10.03.2007

Black Sabbath - Self-Titled (1970)





Black Sabbath is the self-titled debut album of the British heavy metal band Black Sabbath, released in the UK on Friday, 13 February 1970. The album was recorded in 3 days.

This shot is the inside cover of the album at Mapledurham Watermill. It an historic watermill on the River Thames at the village of Mapledurham in Oxfordshire, England. The mill is driven by the head of water created by Mapledurham Lock and Weir and is preserved in an operational state. The mill building is also the backdrop in the image on the front cover of Black Sabbath's self titled record.

The original release had a gatefold sleeve and generic Vertigo 'swirl' inner bag. The inside of the sleeve featured the words "Black Sabbath" on the left side (spilling over slightly onto the right side) and on the right side, an inverted cross with a poem written inside of it. Vertigo was allegedly repsonsible for adding the cross; the band was upset when they found out about this, as it fed into many allegations hurled at the group regarding elements of the occult and Satanism. The original US and Canadian releases of the album had "Wicked World" in place of "Evil Woman" due to conflicts over publishing rights, while subsequent remasters of the album outside of the US and Canada featured both. Early versions of this album have Ozzy's name misspelled as "Ossie Osborne." Acid Mothers Temple released Starless and Bible Black Sabbath as a tribute album, which features a similar cover, except Kawabata Makoto is on the cover.

PASS: mud
SABBATH

7 comments:

Anonymous said...

Fuckin' 'ell - so that explains it. A few days ago, another blog posted the Crow album said the Sabs covered Evil Woman (the one by Crow, not the 28 other songs called Evil Woman) as their first single. I listened to it and thought to myself "I don't remember that track on the first Sabs album - must have only been a single". Now I know why - I bought the original vinyl here on the left side of the Atlantic when it first came out - so Evil Woman wasn't on there!

I hate the way record companies used to fuck around with track line-ups.

Thanks for clearing that up and thanks for the post.

Jules

Anonymous said...

By the way - was anybody else at the Toronto Beggar's Banquet Festival on July 16, 1972? The line up was Steel River, 3 Dog Night, Yes, Joe Cocker and the Grease Band, BLACK SABBATH and HUMBLE PIE!
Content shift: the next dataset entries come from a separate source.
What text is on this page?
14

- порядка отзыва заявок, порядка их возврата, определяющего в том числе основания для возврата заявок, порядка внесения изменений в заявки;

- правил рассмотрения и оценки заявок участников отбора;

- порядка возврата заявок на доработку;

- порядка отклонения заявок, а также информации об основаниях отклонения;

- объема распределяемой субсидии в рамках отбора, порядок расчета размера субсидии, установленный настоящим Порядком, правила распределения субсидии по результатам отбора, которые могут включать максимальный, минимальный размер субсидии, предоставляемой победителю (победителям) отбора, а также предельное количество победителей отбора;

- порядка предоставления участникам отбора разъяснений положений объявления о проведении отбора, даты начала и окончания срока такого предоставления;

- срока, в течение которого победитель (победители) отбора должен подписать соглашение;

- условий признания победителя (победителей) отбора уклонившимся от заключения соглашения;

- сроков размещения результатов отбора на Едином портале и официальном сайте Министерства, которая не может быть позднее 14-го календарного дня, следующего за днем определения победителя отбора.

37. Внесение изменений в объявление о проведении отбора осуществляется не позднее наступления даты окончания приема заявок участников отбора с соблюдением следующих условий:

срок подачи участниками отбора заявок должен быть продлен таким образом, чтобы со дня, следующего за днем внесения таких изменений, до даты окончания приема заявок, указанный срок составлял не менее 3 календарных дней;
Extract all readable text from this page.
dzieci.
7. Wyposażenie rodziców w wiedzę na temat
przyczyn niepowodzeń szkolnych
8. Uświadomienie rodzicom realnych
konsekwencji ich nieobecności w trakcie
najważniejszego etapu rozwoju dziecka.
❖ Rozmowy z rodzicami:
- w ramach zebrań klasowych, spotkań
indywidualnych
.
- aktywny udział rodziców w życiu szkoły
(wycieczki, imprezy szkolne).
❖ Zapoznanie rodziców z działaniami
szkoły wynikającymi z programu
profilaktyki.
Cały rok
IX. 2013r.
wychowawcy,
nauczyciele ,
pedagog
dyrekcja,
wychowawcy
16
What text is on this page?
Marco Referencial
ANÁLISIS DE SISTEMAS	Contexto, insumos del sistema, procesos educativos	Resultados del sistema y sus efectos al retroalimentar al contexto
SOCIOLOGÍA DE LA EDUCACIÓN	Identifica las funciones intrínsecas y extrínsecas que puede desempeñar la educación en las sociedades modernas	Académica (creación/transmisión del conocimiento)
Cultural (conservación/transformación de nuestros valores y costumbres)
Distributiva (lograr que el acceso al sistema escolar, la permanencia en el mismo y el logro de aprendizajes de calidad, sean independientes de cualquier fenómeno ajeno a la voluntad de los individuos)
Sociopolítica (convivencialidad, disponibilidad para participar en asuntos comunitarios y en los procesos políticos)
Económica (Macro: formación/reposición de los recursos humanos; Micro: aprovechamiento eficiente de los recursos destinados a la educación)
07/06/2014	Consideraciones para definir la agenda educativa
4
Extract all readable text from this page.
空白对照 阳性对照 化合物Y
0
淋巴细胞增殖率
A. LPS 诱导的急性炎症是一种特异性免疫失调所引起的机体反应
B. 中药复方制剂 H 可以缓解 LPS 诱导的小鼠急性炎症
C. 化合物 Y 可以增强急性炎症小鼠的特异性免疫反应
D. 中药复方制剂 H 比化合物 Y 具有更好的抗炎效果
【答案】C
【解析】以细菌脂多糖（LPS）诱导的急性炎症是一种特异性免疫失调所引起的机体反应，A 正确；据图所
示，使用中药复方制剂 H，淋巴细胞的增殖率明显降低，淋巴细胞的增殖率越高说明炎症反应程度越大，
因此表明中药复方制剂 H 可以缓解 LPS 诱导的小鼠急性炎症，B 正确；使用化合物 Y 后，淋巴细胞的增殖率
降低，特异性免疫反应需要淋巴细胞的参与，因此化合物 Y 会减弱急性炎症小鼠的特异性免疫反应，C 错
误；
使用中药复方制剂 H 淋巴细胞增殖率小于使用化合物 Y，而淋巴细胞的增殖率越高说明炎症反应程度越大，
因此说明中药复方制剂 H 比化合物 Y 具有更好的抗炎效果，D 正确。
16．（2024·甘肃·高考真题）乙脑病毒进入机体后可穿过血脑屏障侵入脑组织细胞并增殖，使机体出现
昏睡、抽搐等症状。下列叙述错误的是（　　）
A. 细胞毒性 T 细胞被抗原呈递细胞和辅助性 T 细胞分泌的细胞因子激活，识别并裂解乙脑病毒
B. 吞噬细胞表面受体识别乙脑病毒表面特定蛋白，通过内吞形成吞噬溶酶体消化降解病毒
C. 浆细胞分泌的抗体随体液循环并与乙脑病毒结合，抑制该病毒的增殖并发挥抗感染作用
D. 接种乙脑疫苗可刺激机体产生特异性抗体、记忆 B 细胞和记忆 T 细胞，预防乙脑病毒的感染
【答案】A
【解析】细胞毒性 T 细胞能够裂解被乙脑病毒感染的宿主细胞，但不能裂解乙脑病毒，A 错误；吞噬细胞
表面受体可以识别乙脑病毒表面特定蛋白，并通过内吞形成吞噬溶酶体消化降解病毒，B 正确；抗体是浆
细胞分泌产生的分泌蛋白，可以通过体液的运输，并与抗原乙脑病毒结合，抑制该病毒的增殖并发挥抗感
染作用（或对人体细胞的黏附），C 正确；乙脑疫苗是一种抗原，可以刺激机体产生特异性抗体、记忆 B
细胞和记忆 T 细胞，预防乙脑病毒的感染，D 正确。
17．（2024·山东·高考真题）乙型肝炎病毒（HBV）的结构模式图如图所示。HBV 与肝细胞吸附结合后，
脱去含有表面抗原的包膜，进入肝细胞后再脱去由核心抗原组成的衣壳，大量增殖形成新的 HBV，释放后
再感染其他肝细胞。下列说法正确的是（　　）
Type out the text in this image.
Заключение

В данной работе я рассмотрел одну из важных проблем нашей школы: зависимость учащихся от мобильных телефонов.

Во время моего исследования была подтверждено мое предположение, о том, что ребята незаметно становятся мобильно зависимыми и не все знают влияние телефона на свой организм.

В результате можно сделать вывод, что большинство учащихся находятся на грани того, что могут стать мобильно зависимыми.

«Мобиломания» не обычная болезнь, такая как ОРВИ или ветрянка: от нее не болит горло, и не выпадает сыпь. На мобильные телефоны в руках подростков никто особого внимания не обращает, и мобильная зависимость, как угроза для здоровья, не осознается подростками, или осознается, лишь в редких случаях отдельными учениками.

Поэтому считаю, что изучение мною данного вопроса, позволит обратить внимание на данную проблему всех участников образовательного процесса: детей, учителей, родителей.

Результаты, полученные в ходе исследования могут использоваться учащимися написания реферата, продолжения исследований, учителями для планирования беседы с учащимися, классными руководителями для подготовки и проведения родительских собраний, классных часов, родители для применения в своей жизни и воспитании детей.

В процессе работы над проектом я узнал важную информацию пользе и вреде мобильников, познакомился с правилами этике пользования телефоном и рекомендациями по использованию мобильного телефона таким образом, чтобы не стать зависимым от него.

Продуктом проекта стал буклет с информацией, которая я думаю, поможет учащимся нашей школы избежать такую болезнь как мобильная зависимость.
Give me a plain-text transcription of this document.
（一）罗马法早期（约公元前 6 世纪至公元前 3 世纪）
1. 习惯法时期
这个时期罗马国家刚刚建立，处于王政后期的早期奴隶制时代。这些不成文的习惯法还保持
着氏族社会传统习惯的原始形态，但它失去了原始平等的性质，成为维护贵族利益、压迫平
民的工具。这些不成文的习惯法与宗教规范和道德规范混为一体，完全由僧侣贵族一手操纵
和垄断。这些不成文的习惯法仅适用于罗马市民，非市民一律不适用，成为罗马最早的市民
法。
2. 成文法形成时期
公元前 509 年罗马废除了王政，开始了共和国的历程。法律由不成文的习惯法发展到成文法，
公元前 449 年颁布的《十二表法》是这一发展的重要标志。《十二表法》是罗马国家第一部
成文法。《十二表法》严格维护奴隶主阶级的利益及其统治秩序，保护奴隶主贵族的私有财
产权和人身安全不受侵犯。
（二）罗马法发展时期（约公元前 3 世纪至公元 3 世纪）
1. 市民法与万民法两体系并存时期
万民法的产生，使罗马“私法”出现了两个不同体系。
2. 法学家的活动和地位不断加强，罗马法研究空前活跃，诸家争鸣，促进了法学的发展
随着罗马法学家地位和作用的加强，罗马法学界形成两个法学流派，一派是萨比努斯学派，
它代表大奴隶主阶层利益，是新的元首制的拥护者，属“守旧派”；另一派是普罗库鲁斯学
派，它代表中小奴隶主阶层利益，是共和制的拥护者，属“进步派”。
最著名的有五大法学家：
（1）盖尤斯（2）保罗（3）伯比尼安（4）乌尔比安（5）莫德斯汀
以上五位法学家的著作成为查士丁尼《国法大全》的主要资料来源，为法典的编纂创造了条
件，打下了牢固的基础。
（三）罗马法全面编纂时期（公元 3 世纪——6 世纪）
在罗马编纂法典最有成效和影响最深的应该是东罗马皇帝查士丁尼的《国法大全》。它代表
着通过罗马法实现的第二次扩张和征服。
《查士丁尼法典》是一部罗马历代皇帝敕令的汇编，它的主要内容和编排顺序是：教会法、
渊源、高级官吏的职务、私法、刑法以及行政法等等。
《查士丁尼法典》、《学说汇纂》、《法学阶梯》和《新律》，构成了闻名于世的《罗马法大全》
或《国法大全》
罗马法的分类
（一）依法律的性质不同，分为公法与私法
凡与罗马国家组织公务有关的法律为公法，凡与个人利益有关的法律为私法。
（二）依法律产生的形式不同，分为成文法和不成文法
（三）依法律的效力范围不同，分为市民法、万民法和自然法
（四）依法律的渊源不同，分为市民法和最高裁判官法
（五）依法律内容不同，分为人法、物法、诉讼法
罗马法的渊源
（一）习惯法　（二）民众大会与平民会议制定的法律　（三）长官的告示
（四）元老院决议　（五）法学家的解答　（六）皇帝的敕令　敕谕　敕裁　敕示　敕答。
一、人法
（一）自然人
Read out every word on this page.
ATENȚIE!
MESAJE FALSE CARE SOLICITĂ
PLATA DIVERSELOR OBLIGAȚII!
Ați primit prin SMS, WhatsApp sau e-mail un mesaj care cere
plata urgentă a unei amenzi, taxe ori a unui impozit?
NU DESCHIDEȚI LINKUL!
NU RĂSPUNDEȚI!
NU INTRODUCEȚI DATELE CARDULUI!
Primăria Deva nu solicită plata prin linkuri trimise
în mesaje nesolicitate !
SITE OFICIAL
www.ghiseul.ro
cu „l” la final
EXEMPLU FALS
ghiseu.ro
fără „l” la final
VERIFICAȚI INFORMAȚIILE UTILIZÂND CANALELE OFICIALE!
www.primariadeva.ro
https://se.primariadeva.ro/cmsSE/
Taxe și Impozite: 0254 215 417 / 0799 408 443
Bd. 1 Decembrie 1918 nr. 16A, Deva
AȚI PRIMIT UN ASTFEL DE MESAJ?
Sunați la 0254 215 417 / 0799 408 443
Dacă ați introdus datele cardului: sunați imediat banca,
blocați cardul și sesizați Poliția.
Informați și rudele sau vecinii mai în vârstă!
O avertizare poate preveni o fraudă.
http://www.black-sabbath.com/tourdates/1972.html

Talk about a mismatch - 3 Dog Night were the headliners, but they fizzled - the Sabs and especially Humble Pie had stolen the show. Yes was pretty good back then, too. And I still like "Southbound Train" (just queued it up now), which Steel River did at that show.

Tickets were really cheap and you got a free bag of fruit at the gate. Oh, man that was a long time ago...but it seem like only yesterday (OK.... last month...).

Jules

Anonymous said...

Yeak, OK, so Evil Woman's not on this - I found it somewhere else. I prefer Wicked World - heavy, jazzy and progressive. Evil Woman just sounds like a (weak) obligatory stab at pop commercialism (and no better than Crow's original) - good thing that didn't work out :)

wino said...

Jules,

I was watching H.R. Pufnstuf with Honey Comb, while you were rockin to "Up my Sleave". You lucky bugger. (To see Steve Marriott live). I was still too young for rock shows in 1972. Concerts wouldn't happen till 1978.

Missed it by that much.

wino

Anonymous said...

One of the best albums... ever.

thanks

Anonymous said...

Well, I was just 12 when I saw that show, so I wasn't far from carpet crawling myself. It was my first concert ever and I was only allowed to go because my big brothers took me, it was in a park, and it was during the day. The first concert I went to "on my own" was probably the (Center) "Island Dream Festival" in ’75: Rory Gallagher, Status Quo, A Foot in Coldwater, Todd Rundgren's Utopia... What a great show that was!

I saw the Frampless Humble Pie again a few years later and saw Stevie M. (post-Pie "Packet of Three") in the early 80's at some 250-seat club in Brampton. He was a great performer, for sure. Rockin' the Fillmore has been one of my favourite albums since the day it came out.

I - DON'T - NEED - NO - DOCTOR...
I - DON'T - NEED - NO - DOCTOR...!!

Oy, vell maybe a little bit these days for my aching back Hey! You kids get off my lawn!


meJuleselah

Stewart said...

Hi Jules, I remember the Beggar's Banquet. I was 18. I'm sure Yes never turned up, unless they were on real early in the lin-up. We turned up after the start and someone was playing - you could hear it miles away! The wall of Marshall speakers was scary. I recall a guy wandering around stoned selling a magazine call Gorilla.